Facilitation of intracellular H+ ion mobility by CO2/HCO3 in rabbit ventricular myocytes is regulated by carbonic anhydrase

Abstract
Intracellular H+ mobility was estimated in the rabbit isolated ventricular myocyte by diffusing HCl into the cell from a patch pipette, while imaging pHi confocally using intracellular ratiometric SNARF fluorescence. The delay for acid diffusion between two downstream regions ≈40 μm apart was reduced from ≈25 s to ≈6 s by replacing Hepes buffer in the extracellular superfusate with a 5 % CO2/HCO3 buffer system (at constant pHo of 7.40). Thus CO2/HCO3 (carbonic) buffer facilitates apparent H+i mobility. The delay with carbonic buffer was increased again by adding acetazolamide (ATZ), a membrane permeant carbonic anhydrase (CA) inhibitor.

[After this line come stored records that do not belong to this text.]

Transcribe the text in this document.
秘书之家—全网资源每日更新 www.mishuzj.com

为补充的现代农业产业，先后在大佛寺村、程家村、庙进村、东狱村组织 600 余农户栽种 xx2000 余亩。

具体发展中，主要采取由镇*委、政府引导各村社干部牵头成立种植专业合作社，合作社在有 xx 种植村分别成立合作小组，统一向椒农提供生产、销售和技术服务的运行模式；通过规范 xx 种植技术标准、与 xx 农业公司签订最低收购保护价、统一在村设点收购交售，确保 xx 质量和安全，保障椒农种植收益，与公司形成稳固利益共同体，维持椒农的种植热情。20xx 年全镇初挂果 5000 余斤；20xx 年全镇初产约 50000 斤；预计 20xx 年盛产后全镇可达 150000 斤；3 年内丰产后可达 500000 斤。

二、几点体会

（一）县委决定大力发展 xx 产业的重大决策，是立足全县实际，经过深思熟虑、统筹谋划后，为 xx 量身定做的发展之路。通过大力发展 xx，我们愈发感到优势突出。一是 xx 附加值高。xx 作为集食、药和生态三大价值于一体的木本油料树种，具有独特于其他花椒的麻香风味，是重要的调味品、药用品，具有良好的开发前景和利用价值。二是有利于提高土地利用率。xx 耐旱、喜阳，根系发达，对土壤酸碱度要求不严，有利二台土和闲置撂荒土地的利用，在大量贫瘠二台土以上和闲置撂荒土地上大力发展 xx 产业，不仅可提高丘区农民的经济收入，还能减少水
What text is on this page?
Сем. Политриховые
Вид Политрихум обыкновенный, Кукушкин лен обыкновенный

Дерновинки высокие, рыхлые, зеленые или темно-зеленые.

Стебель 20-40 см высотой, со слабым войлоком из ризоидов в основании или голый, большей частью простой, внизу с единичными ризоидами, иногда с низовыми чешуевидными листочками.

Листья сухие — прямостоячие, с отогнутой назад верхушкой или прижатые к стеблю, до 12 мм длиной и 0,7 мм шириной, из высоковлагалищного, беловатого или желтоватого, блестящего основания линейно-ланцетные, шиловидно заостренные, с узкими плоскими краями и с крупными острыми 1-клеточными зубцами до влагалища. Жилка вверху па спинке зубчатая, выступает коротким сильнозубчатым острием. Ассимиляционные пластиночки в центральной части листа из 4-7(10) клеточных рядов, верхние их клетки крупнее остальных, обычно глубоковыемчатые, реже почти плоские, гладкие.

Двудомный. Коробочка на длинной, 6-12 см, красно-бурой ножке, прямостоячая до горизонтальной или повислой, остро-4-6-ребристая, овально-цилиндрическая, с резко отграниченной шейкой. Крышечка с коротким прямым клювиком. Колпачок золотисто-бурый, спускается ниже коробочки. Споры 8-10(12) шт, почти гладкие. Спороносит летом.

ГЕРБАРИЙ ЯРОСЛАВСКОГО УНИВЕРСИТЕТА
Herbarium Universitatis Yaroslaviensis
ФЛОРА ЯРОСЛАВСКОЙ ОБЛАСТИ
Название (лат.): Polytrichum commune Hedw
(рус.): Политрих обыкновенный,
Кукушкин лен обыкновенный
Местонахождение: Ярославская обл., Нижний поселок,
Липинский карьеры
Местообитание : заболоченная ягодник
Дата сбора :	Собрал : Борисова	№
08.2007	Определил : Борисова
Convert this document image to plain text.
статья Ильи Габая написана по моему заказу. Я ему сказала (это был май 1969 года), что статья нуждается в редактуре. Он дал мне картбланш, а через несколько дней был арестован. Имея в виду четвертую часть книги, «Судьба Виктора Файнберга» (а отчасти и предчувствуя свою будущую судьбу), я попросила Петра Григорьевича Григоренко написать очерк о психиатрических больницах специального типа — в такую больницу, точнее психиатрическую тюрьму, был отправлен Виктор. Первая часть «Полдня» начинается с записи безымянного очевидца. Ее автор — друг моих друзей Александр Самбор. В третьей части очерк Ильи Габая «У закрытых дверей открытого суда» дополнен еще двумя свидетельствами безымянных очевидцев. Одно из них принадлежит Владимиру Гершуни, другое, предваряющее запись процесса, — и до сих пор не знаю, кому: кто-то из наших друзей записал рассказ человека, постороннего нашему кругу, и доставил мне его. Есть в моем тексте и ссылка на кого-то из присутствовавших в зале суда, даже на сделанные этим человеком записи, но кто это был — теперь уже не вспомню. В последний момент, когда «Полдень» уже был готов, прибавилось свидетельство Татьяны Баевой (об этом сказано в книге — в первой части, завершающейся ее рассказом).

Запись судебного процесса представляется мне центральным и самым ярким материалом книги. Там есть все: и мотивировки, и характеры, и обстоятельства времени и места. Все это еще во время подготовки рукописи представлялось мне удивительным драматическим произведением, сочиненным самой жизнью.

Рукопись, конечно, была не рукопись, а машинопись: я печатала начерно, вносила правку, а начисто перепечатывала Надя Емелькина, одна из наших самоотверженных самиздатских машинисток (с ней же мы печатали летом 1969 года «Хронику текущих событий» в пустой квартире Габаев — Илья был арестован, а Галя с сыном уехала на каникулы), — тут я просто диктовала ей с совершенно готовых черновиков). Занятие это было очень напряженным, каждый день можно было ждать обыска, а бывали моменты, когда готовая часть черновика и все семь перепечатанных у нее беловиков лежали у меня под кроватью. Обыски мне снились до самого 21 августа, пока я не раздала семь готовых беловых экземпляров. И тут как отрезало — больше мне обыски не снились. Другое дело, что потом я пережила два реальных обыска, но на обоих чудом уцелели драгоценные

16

Thus facilitation of apparent H+i mobility by CO2/HCO3 relies on the activity of intracellular CA. By using a mathematical model of diffusion, the apparent intracellular H+ equivalent diffusion coefficient (DHapp) in CO2/HCO3‐buffered conditions was estimated to be 21.9 × 10−7 cm2 s−1, 5.8 times faster than in the absence of carbonic buffer. Facilitation of H+i mobility is discussed in terms of an intracellular carbonic buffer shuttle, catalysed by intracellular CA. Turnover of this shuttle is postulated to be faster than that of the intrinsic buffer shuttle. By regulating the carbonic shuttle, CA regulates effective H+i mobility which, in turn, regulates the spatiotemporal uniformity of pHi. This is postulated to be a major function of CA in heart.